Un elemento di grande importanza, come per tutti gli investimenti in genere, è poi la ‘liquidabilità’ della bottiglia, cioè la capacità di rivendita in tempi brevi e con quotazioni tra domanda e offerta molto vicine. Ovviamente investire nel vino significa poter incorrere anche in grandi perdite in conto capitale. Si pensi ai vari inconvenienti quali la deperibilità, il furto, la rottura accidentale e non ultimo il deprezzamento in sé del prodotto in termini di attrattiva sul mercato. Ma quanto può costare comprare bottiglie di vino? Attualmente, il primato spetta al ‘Romanée-Conti grand cru’ (rosso) dell’omonima tenuta in Borgogna, annata 1945, battuto ad un’asta di Sotheby’s nel 2018 alla modica cifra di 558 mila euro (75 cl). Pervasi da un cinismo senza fine abbiamo calcolato il prezzo al centilitro: 7.440 euro. Piuttosto caro, considerando che se voleste accontentarvi di un calice dello stesso vino e della stessa casata – ma annata contemporanea -, potreste cavarvela con ‘soli’ 1.200 euro (probabilmente sareste serviti rigorosamente al ‘banco’ e senza stuzzichini).

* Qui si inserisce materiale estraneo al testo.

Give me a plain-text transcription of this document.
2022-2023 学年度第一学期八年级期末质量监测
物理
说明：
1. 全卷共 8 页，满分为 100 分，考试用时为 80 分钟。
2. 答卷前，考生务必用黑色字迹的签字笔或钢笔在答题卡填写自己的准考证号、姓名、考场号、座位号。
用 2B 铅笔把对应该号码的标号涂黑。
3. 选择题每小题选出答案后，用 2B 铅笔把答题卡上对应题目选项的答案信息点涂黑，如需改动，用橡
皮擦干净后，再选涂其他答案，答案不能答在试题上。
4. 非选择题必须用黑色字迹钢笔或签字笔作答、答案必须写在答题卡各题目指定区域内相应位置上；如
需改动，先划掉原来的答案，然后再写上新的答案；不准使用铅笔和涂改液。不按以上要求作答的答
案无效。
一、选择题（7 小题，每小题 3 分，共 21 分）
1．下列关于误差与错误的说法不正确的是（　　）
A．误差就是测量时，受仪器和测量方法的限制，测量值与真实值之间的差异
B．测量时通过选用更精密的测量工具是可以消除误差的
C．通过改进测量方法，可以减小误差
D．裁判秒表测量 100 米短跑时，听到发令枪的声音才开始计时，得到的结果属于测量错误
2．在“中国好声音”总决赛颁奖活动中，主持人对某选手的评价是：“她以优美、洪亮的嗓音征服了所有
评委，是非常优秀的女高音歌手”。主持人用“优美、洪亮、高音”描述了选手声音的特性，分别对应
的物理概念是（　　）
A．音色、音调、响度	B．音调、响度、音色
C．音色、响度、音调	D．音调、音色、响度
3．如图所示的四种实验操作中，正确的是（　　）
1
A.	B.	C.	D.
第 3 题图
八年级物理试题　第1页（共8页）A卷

E per i vini italiani, invece? Nessun di questi rientra nella top ten assoluta, pur essendo mediamente la nostra produzione nazionale di alto livello. Il 2023, poi, non è stato un grande anno in termini di prezzi battuti all’asta per i vini della penisola. Il primato spetta ad un Barolo Collina Rionda Riserva del 1978, prodotto dall’azienda Bruno Giacosa, aggiudicato per 4.417 dollari ad un’asta negli Usa, agli inizi di settembre. Nelle prime posizioni anche un Sassicaia, un Barbaresco e l’immancabile Brunello di Montalcino (annata 1990 dell’azienda Scidera Case Basse) battuto a poco più di 3.400 euro.